Enkazdan çıkan, depremi dolu dolu yaşayan, umut ve umutsuzluk arasında bir nefes kadar yakın olan o anı unutmak gerçekten normal bir insanın harcı değil. Fakat ne yazık ki çok çabuk unutuyoruz.
Daha depremin yaraları bile soğumadan ağır hasarlı binaların yıkılmaması için kim bilir kaç kişi binasına hasarlı durum raporu almıştır. Olası bir depremde insanlara mezar olacak o barınakları belki satmıştır, belki de kiraya vermiştir.
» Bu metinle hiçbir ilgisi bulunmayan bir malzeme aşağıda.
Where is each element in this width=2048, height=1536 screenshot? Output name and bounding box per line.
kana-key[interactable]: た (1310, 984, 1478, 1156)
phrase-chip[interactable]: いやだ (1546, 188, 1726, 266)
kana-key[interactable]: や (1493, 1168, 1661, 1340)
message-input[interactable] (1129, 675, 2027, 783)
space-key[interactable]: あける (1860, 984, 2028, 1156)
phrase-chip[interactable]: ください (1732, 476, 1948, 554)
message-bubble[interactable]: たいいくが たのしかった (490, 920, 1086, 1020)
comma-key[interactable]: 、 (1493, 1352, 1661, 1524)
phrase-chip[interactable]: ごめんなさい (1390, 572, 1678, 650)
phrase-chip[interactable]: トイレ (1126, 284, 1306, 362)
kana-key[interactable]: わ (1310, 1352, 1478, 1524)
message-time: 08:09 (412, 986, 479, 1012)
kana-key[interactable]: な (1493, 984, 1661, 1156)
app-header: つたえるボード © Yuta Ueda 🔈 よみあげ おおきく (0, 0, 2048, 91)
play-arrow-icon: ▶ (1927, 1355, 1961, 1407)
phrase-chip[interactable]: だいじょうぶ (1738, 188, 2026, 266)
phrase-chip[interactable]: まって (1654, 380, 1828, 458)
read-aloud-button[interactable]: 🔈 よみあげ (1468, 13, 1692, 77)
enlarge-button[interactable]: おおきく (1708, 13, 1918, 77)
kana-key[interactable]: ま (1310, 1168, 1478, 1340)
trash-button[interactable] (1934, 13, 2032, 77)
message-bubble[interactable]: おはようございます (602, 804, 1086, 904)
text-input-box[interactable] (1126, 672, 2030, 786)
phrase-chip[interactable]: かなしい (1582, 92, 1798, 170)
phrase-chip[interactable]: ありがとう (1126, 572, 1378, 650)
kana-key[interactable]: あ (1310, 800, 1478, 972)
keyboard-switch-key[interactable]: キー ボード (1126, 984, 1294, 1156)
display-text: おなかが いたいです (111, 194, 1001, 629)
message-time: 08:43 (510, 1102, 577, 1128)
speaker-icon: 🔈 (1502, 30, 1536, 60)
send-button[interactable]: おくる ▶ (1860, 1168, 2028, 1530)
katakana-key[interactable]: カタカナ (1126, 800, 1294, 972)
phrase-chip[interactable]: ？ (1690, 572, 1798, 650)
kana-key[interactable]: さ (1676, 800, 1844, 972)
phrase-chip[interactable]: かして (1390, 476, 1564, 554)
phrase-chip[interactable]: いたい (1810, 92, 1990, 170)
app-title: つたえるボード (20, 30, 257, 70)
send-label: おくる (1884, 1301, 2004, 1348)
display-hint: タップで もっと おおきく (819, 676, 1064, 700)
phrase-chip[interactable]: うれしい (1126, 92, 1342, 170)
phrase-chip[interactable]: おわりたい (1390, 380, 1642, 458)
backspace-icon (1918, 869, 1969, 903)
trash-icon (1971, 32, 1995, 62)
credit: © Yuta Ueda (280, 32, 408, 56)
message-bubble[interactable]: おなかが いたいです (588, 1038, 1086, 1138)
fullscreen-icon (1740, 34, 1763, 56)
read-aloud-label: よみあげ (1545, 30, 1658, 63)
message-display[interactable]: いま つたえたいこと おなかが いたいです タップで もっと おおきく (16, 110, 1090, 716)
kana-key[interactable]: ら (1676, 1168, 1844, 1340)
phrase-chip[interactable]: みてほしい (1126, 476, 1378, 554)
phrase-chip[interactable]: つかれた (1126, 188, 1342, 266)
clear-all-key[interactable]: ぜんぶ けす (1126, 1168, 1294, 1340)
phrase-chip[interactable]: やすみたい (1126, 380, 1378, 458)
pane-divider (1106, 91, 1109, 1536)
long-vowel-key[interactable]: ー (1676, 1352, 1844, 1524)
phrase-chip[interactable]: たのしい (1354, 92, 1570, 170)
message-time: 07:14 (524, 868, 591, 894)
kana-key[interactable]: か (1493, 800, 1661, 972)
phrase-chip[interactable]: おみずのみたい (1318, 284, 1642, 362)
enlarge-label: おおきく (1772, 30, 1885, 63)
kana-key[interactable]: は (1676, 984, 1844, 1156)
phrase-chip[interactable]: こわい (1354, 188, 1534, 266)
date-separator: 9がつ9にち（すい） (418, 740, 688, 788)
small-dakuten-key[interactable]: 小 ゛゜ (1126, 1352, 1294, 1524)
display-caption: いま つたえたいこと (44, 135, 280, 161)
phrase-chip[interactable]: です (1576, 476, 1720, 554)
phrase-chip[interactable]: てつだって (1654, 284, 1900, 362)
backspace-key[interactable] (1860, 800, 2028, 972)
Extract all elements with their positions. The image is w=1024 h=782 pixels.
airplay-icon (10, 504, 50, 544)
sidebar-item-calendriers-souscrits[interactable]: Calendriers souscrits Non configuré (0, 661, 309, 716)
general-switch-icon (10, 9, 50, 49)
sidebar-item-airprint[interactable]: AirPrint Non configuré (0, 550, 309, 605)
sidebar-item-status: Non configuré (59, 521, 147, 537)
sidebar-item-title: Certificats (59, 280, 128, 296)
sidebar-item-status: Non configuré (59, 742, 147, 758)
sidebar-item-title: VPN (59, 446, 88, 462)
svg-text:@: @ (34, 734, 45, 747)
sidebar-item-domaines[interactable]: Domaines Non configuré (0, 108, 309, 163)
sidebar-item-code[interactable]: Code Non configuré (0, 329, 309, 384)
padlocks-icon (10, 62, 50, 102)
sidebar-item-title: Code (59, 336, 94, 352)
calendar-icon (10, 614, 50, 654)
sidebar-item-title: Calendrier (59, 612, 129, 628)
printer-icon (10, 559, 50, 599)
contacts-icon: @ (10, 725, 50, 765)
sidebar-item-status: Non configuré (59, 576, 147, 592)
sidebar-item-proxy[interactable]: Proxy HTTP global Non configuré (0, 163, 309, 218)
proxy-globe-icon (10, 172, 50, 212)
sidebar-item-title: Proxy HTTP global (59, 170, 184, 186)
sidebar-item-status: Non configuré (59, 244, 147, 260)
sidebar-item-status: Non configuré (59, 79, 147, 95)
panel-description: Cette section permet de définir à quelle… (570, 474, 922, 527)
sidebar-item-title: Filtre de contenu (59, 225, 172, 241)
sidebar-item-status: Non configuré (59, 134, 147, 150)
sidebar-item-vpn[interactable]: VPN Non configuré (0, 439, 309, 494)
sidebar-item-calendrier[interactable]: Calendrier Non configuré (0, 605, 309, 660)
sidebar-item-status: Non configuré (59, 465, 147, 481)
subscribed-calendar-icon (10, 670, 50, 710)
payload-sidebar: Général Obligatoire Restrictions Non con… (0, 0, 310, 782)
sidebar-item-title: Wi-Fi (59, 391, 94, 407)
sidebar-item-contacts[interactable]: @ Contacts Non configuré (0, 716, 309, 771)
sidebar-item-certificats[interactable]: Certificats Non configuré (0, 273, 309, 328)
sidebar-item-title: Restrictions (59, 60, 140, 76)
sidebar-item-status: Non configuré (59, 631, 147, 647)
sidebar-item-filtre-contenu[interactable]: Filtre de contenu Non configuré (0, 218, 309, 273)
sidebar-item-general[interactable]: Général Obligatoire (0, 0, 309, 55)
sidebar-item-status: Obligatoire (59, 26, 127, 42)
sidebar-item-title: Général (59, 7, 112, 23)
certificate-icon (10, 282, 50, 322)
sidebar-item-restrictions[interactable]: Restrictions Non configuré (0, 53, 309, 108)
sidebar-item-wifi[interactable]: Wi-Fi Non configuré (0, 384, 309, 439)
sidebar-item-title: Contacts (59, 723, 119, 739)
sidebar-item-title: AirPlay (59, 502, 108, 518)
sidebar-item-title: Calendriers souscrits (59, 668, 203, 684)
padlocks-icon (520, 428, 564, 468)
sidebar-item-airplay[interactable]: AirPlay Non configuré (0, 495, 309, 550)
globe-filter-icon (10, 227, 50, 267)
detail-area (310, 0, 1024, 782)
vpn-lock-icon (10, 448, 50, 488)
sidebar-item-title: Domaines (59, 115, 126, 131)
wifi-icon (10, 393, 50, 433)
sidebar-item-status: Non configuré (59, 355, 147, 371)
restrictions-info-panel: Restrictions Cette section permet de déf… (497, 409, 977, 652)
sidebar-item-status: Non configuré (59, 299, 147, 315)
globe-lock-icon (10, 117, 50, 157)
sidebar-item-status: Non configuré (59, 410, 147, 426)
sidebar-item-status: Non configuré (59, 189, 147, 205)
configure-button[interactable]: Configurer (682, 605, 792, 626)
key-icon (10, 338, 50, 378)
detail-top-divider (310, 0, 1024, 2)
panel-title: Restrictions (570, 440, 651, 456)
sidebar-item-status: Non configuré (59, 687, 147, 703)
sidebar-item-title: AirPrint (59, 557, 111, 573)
Bina yıkılırken yaşadıklarımı yazacak olsam okurken bile çaresizliğin nasıl bir son olduğunun dehşetine kapılırsınız. Niyetim insanları üzmek değil, duyguları sömürmek de değil.
Biz depremlere ne kadar hazırız?
Örneğin herhangi bir ilimizin, herhangi bir ilçesinde kaç tane deprem konteyneri var? Hangi aralıklarda vatandaş depreme karşı oryantasyona tabi tutuluyor, Kızılay’ın kan bankası yeterli mi, araçların çalışma bölgeleri belirlimi, o araçları kimler kullanacak, kaç kişi yedek kullanıcı konumunda, İtfaiye, ambulans, emniyet güçleri yeterli mi, sahra hastaneleri nerelerde ne kadar zamanda kurulacak, bunların eylem planı yapıldı mı, kaç kere oyun teorisi ile tatbikat yapıldı, top yekûn koordinasyon nasıl sağlandı ?
Bulunduğum binada 5 kişi vefat etti, Değirmendere’ye gittiğimde kardeşimi enkazdan çıkartamadım, 17 yaşında hayatının baharında gencecik bir delikanlı, yandaki bina yıkılmış, içinde insanlar kalmış çıkarılamıyorlardı, bu umutsuzluğun en acı veren kısmı neydi biliyor musunuz? O bina yanıyor ve içerdekilerin çığlıklarını göz yaşları ile göğüs germekten ve bu olaya şahit olacağıma ölseydim demekten başka hiçbir çarenizin olmadığını yaşamak zorunda kalıyorsunuz.
Gölcük Deniz Hastanesinde gördüğüm manzara insanların nasıl duyarsızlaşabildiğinin delili idi. Açık havada yapılan narkozsuz ortopedi ameliyatları, açlıktan, susuzluktan yorgunluktan bitkin düşmüş doktorlar, inleyen ve yanında yatan Cesetlere yaslanmış yaralılar.
Gece karanlığa bürünmüş bir ilçe ve ceset kokularına gelen çakallar…
Beş katlı bina omuzlarıma vurup beni ezdiğinde, olayın sıcaklığı ile hiç bir şey anlayamadım. Altı ay ağrıdan yatakta yatamadım.
Sahi, bunlara ne kadar hazırız, hiç düşündünüz mü?